Bannon «il barbaro» ora è libero di attaccare. E Trump è sempre più solo
American Psycho L’ideologo neonazista licenziato è un fiume in piena. Anche Murdoch si smarca dopo Charlottesville
American Psycho L’ideologo neonazista licenziato è un fiume in piena. Anche Murdoch si smarca dopo Charlottesville
Steve Bannon appena uscito dalla Casa bianca non è rimasto disoccupato nemmeno un minuto. È già tornato a Breitbart News, la pubblicazione online di estrema destra da lui diretta fino al suo ingresso nel team di Trump, durante la campagna elettorale. Bannon però non esce di scena bastonato, anzi, ne esce come un fiume in piena e non ne fa mistero: «Preparatevi a Bannon il barbaro», è stata la bellicosa dichiarazione, secondo quanto riporta Politico, che parla della sua frustrazione a causa dei limiti imposti dal ruolo di governo che ricopriva.

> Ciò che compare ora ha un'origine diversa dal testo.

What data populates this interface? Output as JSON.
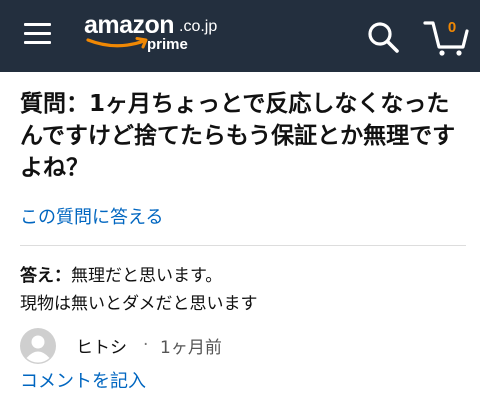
{
  "header": {
    "logo": {
      "brand": "amazon",
      "tld": ".co.jp",
      "sub": "prime"
    },
    "cart_count": "0",
    "colors": {
      "bar": "#232f3e",
      "accent": "#f08804",
      "icon": "#ffffff"
    },
    "icons": [
      "menu-icon",
      "search-icon",
      "cart-icon"
    ]
  },
  "question": {
    "text": "質問：1ヶ月ちょっとで反応しなくなったんですけど捨てたらもう保証とか無理ですよね？",
    "answer_link": "この質問に答える"
  },
  "answer": {
    "label": "答え：",
    "line1": "無理だと思います。",
    "line2": "現物は無いとダメだと思います",
    "author": "ヒトシ",
    "separator": "·",
    "time": "1ヶ月前",
    "comment_link": "コメントを記入"
  },
  "colors": {
    "link": "#0066c0",
    "text": "#111111",
    "divider": "#dddddd"
  }
}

«POLITICO» HA RACCOLTO e pubblicato le dichiarazioni che Bannon ha fatto ai suoi amici più stretti a cui ha detto di volersi impegnare, in questa nuova fase della sua vita, a riportare la lotta su un terreno a lui più confacente, cioè «aiutare Trump» spingendo dall’esterno l’amministrazione a destra.
Cosa questo voglia dire non è ancora chiaro, ma certo una piattaforma come Breitbart, dove convogliano i peggiori animi neonazisti che compongono lo zoccolo duro dei supporter di Trump, puó fare molto per agire sul presidente.
Di fatto da questa parentesi istituzionale Bannon potrebbe uscire rafforzato, e in molti si chiedono che uso farà di tutti i retroscena e i segreti di Stato che, visto l’incarico ricoperto, fanno parte ora del bagaglio di conoscenze dell’ideologo neonazista.
IN UN’INTERVISTA concessa al Weekly Standard subito dopo il licenziamento, lo stesso Bannon ha affermato: «Abbiamo ancora un enorme movimento e faremo qualcosa di questa presidenza Trump. Ma quella presidenza è finita. Sarà qualcos’altro. Adesso sono libero».
La sua uscita ha comunque fatto tirare un piccolo sospiro di sollievo ai mercati, e Wall Street ha chiuso recuperando una parte delle perdite subite col tonfo dei giorni scorsi.
Si allontana, con l’addio di Bannon, anche lo spettro di una uscita di scena del consigliere economico di Trump ed ex democratico, Gary Cohn anche perché Cohn sta emergendo come il favorito nella corsa alla presidenza della Federal Reserve, quando a febbraio del 2018 scadrà il mandato di Janet Yellen. Cohn di certo vorrebbe operare senza i colpi di scena di un’amministrazione fuori controllo e l’obiettivo sarebbe quello di portare a casa, dopo tante sconfitte, almeno la tanto sbandierata rivoluzione fiscale, ma il nemico da affrontare non sono solo i democratici, sono anche i repubblicani che vorrebbero staccare la spina al presidente.
GLI AVVENIMENTI di Charlottesville hanno creato uno spartiacque e le posizioni si sono ulteriormente radicalizzate, il più esplicito tra i compagni di partito di Trump è stato l’ex candidato presidente Mitt Romney che ha criticato duramente Trump per la sua indulgenza con i suprematisti bianchi, e ha scritto in una dichiarazione pubblica: «Se Trump lo intendesse o meno non è importante, ciò che ha comunicato ha causato molta gioia ai razzisti e molto dolore alle minoranze e ha fatto piangere il grande cuore d’America».
Oltre agli amici della politica anche quelli del mondo economico si stanno allontanando da Trump, tra loro spicca il nome di James Murdoch, figlio di Rupert e direttore generale della 21st Century Fox, che è l’ultimo esecutivo ad aver condannato il presidente per Charlottesville e, come Tim Cook CEO della Apple, anche Murdoch ha promesso pubblicamente di donare 1 milione di dollari alla Lega Anti-Diffamazione.
FUORI DALLA CASA BIANCA intanto sempre più statue dei confederati vengono rimosse, nonostante il parere contrario del presidente che non vede nulla di male nell’avere dei simboli in difesa dello schiavismo in giro per le città americane, ma questo sembra essere ormai una trend inarrestabile.
Si moltiplicano anche le manifestazioni dei neonazisti che in quei simboli si riconoscono e questo nuovo scenario porta per la prima volta gli americani a interrogarsi sul primo emendamento: il freedom of speech include anche i suprematisti? Per ora non c’è una risposta univoca e il timore è che un giro di vite sulla libertà di espressione della destra possa rivoltarsi contro chi, per questa libertà, continua a lottare.